For a web service, doesn't the WSDL provide the contract (XML Schema etc.)?  
The loss of information going from XML request -> Java request -> Java response 
-> XML response for the purpose of web service invocation shouldn't be a 
problem as long as the XML response is valid per the WSDL contract.  The Java 
response -> XML response conversion is the responsibility of some serializer 
that is specified (perhaps as part of a registry) as part of the web service 
deployment.  If the guy deploying the web service wants to use a lossy binding, 
that shouldn't be a problem as long as his serializer generates XML that is 
valid wrt the WSDL.  Am I missing something?

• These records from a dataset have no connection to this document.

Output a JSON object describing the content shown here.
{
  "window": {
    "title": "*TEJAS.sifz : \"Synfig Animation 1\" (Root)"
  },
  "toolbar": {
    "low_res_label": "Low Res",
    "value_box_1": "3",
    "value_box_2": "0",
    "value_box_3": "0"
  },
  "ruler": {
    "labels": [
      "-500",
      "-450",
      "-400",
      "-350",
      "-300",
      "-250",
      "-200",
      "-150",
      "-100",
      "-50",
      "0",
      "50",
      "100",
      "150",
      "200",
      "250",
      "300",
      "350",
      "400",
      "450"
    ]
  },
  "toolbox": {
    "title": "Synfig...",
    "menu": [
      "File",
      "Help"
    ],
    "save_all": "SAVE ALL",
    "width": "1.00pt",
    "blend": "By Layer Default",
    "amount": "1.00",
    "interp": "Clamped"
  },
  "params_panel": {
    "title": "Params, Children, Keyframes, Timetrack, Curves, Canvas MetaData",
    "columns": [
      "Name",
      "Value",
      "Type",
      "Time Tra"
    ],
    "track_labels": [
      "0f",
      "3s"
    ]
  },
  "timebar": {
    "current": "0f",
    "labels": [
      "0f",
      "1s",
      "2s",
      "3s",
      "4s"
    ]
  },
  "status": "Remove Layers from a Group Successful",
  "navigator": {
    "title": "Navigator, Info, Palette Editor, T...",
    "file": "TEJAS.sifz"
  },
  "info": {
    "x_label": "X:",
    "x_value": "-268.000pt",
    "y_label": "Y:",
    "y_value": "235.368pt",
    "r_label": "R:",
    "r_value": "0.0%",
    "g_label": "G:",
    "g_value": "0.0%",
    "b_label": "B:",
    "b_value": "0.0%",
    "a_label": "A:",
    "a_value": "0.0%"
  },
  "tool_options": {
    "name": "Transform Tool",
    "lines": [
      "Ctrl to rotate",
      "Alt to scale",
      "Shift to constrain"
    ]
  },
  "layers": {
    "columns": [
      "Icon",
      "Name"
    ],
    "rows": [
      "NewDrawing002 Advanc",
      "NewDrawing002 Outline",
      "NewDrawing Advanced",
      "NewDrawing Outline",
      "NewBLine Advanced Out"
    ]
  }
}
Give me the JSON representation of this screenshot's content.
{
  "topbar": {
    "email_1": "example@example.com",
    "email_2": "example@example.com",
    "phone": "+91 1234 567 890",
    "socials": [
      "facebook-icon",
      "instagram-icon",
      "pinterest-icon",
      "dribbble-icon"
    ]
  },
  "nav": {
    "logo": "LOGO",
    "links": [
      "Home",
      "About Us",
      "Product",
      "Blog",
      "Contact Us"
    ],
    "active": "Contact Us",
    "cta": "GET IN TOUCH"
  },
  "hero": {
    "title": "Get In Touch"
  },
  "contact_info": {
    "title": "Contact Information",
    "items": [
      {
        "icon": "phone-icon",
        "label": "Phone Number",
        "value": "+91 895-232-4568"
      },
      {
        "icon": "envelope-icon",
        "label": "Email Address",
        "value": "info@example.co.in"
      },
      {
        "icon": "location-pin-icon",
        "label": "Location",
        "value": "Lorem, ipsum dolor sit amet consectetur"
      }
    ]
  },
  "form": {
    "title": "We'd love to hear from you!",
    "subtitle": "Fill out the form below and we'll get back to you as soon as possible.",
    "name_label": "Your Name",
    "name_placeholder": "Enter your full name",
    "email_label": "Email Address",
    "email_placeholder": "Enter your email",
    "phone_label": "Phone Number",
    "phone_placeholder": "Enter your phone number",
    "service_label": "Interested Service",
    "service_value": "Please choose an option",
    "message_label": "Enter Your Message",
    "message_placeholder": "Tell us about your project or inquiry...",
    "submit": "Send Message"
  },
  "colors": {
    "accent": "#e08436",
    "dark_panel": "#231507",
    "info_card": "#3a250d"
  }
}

> >Of course, going from XML --> POJO via any deserializer 
> requires pulling the entire XML into memory. 
> >
> actually it does not require it if you have deserializer that 
> can read 
> from XML event stream (SAX, XmlPull, StAX, etc) for example:
> 
> public Object deserialize(XmlPullParser pp, BindingContext ctx)
> 
> which i think is already more or less provided by JiBX AFAIK
> 

Techincally, you are right, but I think that in most scenarios the POJO that 
gets generated is going to use at least as much memory as a DOM representation 
of the original XML.  And, even when that is not the case, you are still going 
to get the performance hit becuase you are almost always going to have to 
"pull" the entire XML stream through your parser once to generate the POJO 
aren't you?  Maybe an exception to this is when your XML has some binary 
attachment thingy on it that you are not pulling into the POJO, but other than 
that, I don't see how you can do a deserialization without reading the entire 
XML stream.

> >So perhaps the Axis2 engine should be designed so that the 
> java binding is handled by a separate pool of threads from 
> the AXIOM-based handler chain?  Users who really care a lot 
> about server performance could configure it so that seperate 
> CPUs handle SOAP processing (high volume) vs. java binding 
> (memory intensive).
> >  
> >
> actually clustering AXIS2 engines would be much more 
> efficient in case 
> when services are relatively contained and stateless

How would such clustering be implemented?  Wouldn't you, for example, have one 
Axis2 engine process a SOAP request up to the point where its target web 
services has been identified and then hand off to another Axis2 engine to do 
the java binding and invoke the service?